I’m a hand tool guy, at least for the most part. While I can see myself using power saws to break down stock, I’m just not interested in machine made joinery for the most part. I won’t rule out pocket screws here or there, because they do serve a purpose, but for the most part I want my tenons and dovetails hand cut. I even want my mortises finished out by hand. The trick is learning how to really use the tools.
Once upon a time, as we all know, these hand tools were state of the art. They were used to build everything that went into a home…after they were used to build the home.
Today, that’s not the case. We have table saws, band saws, power jointers, thickness planers, the works. What we still have today is craftsmanship. The truth of the matter is that the most equipped shop is useless in the hands of someone who doesn’t know how to use their tools. Hand tools are only ineffective under the same circumstances. But how does a guy who knows no other woodworkers in the general vicinity – much less hand tool types – acquire such skills?
Well, I haven’t finished the book, but I’m leaning towards the path of enlightenment resting in the book The Joiner and the Cabinetmaker from Lost Arts Press.
I have little doubt that you’ve all heard of the book. Well, I’ve been reading it, in case you haven’t. The book, for those who haven’t read it yet, outlines three projects. Those three projects run in skill required from a packing box that is mostly just nailed together to a chest of drawers with half-blind dovetails. The book itself is centered around the story of a boy named Thomas who was a joiner’s apprentice. It outlines all that he did in his progression from apprentice to journeyman. The path to enlightenment, if you will.

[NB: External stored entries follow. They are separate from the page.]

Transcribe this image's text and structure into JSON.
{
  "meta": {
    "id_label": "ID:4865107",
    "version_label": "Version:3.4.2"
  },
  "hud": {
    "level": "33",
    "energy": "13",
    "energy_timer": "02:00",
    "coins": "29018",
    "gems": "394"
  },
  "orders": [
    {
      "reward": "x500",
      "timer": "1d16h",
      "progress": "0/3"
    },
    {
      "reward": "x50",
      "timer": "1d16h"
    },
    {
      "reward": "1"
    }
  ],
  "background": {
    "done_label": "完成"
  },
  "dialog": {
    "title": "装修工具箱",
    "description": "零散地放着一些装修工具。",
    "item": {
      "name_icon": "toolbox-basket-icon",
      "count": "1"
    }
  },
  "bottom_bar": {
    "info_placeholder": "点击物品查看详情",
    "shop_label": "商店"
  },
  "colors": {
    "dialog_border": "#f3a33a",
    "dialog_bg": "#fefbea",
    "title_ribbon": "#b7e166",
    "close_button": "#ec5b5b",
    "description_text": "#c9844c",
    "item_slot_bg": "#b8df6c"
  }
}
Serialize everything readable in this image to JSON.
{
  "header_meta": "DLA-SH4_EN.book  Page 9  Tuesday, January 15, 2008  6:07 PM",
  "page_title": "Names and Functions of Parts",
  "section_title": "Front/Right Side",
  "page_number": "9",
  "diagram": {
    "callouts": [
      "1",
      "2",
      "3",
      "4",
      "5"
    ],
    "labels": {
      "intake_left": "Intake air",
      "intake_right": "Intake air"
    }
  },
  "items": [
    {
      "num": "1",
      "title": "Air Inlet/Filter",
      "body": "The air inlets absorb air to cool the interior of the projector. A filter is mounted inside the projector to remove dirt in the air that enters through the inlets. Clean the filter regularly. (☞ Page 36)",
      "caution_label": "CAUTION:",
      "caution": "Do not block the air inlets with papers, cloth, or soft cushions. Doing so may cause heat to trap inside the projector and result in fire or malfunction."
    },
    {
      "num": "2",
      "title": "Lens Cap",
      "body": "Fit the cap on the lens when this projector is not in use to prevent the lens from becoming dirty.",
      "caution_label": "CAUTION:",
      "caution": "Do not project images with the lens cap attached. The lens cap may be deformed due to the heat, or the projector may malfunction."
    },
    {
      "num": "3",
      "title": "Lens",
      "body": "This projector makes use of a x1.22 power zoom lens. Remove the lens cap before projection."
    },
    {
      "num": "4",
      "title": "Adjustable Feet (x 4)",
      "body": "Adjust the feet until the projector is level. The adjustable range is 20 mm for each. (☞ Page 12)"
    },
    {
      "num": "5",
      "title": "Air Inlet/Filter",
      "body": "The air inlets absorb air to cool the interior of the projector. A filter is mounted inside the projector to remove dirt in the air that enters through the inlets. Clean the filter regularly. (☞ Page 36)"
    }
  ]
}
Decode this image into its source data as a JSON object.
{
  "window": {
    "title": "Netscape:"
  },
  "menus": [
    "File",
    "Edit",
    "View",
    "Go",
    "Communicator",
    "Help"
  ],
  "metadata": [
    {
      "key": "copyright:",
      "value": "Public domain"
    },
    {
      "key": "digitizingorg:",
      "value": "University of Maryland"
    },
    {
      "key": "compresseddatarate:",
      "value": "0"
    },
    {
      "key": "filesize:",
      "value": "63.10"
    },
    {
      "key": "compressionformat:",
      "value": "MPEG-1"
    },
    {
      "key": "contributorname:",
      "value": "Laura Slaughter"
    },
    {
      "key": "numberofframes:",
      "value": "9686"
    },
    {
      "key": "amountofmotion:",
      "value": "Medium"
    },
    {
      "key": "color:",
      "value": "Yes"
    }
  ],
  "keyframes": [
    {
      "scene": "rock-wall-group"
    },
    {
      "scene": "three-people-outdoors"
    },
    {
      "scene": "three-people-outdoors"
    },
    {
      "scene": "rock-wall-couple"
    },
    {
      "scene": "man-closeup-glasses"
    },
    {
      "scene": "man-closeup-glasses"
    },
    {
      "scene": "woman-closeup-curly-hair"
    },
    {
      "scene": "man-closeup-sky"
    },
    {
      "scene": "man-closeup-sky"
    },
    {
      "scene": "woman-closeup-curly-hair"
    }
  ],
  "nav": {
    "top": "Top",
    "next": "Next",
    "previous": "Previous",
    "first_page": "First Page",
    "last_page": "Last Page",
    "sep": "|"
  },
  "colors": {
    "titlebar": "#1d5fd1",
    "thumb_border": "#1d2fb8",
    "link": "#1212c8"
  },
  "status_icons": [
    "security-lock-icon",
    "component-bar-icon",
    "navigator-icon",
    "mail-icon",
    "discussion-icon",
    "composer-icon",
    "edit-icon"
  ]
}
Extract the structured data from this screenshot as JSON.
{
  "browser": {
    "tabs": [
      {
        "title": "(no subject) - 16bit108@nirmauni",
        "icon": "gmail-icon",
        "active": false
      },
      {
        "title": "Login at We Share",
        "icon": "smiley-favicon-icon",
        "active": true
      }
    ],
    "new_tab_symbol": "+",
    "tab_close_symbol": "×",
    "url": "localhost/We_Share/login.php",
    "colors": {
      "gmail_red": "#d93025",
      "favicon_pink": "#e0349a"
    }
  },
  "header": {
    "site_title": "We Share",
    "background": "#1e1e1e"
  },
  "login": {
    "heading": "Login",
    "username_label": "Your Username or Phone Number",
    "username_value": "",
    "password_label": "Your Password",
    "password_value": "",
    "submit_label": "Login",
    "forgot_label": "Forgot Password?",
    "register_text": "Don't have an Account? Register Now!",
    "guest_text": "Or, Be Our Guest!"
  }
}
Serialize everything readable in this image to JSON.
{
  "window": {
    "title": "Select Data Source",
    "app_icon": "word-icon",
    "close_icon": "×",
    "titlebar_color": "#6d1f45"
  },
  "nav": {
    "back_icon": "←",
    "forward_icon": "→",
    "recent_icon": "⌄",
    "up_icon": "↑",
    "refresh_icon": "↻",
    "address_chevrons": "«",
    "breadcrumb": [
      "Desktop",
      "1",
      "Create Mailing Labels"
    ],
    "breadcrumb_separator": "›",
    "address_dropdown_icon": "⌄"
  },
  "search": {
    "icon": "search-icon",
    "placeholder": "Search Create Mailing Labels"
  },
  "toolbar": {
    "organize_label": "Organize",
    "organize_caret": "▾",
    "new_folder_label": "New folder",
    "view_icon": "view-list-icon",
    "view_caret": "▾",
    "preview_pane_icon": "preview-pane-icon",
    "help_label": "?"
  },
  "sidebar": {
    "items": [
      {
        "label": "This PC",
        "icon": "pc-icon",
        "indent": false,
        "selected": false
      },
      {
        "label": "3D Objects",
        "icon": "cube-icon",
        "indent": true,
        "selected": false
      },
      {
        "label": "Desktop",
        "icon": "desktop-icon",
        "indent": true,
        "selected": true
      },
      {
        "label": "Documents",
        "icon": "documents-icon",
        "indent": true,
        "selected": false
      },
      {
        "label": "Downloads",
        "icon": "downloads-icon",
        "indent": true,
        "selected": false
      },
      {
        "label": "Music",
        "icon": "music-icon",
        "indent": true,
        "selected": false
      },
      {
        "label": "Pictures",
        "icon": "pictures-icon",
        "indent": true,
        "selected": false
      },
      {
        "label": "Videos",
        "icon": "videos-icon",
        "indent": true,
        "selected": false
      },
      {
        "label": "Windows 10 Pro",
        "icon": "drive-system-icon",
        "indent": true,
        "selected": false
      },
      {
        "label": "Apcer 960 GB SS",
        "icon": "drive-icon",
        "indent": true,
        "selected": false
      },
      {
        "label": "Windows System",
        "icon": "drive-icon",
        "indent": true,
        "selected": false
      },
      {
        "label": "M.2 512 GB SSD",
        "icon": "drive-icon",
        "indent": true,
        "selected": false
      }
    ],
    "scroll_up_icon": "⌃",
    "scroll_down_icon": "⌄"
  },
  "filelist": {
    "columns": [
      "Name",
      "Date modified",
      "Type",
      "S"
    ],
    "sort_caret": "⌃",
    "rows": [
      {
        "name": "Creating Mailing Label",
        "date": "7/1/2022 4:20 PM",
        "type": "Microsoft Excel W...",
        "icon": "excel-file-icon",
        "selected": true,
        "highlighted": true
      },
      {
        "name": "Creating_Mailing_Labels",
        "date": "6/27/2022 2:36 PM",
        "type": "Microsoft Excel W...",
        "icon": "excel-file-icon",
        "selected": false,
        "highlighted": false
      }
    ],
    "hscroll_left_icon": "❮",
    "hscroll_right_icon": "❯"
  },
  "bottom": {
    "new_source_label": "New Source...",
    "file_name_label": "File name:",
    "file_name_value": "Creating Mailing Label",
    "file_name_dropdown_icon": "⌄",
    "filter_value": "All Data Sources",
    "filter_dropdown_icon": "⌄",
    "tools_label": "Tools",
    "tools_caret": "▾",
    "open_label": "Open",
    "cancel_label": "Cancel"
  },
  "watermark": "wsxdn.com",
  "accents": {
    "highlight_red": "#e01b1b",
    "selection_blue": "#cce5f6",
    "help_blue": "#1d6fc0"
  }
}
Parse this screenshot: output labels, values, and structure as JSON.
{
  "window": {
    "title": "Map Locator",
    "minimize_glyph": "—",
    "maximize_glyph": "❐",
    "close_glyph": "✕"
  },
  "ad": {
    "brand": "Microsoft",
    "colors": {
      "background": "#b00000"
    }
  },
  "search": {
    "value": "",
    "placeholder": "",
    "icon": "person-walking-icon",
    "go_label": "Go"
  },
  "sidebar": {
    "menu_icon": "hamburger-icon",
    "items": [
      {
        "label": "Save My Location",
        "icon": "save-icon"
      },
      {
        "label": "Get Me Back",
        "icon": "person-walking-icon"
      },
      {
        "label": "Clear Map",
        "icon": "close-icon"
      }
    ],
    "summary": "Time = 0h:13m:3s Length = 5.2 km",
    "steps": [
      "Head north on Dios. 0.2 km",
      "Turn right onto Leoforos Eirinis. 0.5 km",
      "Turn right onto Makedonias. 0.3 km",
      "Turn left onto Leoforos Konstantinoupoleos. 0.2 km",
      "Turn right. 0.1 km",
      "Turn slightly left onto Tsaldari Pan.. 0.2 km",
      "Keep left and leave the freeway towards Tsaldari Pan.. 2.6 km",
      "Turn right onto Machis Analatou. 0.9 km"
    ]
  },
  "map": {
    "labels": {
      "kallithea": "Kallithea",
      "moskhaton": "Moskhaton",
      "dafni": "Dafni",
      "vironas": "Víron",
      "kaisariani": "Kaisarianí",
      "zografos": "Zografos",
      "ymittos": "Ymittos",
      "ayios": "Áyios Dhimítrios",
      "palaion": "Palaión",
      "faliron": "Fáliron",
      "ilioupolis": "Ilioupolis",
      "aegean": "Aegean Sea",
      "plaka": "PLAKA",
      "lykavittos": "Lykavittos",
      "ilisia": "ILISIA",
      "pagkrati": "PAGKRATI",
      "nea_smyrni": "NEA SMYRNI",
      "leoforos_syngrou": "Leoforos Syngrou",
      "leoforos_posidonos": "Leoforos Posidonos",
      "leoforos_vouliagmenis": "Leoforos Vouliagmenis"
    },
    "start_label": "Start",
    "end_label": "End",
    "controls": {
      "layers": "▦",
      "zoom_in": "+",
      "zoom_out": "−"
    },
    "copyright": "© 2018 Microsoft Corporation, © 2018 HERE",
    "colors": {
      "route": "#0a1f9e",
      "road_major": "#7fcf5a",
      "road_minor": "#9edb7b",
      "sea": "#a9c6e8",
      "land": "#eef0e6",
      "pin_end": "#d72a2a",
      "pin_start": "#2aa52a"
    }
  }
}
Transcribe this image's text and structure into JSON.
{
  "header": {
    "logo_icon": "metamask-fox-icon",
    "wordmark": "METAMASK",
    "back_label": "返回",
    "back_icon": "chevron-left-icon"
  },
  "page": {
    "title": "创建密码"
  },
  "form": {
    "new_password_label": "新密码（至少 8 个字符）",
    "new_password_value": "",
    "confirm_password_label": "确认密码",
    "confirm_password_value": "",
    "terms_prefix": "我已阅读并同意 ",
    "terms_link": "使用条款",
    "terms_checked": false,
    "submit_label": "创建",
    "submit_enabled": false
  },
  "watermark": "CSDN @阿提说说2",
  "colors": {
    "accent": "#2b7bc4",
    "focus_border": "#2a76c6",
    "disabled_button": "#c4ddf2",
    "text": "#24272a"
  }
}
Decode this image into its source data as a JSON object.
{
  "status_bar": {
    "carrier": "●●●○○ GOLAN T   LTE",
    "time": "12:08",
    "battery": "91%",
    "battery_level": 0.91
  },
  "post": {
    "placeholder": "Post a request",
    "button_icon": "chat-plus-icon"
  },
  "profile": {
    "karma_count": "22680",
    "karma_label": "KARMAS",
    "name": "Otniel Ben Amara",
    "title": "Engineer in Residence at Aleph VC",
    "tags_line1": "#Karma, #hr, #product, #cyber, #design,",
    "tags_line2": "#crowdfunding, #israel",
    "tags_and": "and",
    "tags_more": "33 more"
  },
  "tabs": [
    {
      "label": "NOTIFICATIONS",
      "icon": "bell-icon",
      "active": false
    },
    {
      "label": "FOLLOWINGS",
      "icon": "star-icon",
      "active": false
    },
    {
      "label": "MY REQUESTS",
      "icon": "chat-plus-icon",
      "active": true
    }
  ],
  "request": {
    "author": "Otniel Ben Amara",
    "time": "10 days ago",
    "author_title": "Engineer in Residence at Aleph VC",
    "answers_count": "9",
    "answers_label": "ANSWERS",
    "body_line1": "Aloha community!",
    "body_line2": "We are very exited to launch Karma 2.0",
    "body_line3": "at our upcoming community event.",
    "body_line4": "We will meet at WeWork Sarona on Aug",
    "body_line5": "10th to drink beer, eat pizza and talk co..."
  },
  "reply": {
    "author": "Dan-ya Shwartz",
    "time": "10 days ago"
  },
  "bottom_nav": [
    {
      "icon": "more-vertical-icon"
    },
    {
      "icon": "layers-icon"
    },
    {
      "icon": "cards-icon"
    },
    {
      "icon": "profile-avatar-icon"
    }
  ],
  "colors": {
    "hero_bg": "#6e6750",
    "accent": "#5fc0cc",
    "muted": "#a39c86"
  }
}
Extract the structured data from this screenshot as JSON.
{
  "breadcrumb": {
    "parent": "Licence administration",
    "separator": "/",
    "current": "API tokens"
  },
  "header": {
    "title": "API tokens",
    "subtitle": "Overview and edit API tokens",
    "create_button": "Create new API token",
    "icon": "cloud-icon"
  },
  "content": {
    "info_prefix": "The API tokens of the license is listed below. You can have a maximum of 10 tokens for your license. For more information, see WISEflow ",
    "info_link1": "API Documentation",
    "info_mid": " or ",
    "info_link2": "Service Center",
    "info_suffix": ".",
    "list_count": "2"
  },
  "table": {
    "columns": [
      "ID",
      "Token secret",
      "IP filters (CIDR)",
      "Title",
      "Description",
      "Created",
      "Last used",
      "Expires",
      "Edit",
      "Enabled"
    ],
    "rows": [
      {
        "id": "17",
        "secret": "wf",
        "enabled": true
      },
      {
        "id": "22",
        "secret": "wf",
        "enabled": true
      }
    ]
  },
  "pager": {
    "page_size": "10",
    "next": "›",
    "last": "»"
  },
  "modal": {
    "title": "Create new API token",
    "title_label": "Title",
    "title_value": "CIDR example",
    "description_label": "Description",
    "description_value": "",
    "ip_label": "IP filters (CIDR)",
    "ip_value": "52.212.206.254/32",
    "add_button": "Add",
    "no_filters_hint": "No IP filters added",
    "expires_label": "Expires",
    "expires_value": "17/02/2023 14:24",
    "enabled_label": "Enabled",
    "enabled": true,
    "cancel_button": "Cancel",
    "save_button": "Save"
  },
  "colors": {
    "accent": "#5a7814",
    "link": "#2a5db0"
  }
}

Some of the things Thomas does, I’m not going to worry about. I’ve straightened nails before, back when I worked construction right after I got out of the Navy. I’m not going to sweat keeping the glue hot because I’m not using that kind of glue. What I am going to do is learn from many of the same processes that Thomas does. He practices dovetails, so I will too, just to name an example.
Now, this won’t do everything I want it to do, but it’s part of the process. You see, I really don’t want to try to make a chest of drawers on a Workmate. It just doesn’t sound appealing in the least. However, a workbench and tool chest sound like great projects to build between the school box and the chest of drawers, don’t you think?
Anyways, it’s one approach. It worked almost 200 years ago, so it just might work now.
Of course, what’s particularly telling is the use of nails in many of these pieces. I wouldn’t have thought it, but there were plenty. This gives a guy like me hope :)
-- "Give me your poor tools, your tired steel, your huddled masses of rust." Yep, I ripped off the Statue of Liberty. That's how I roll!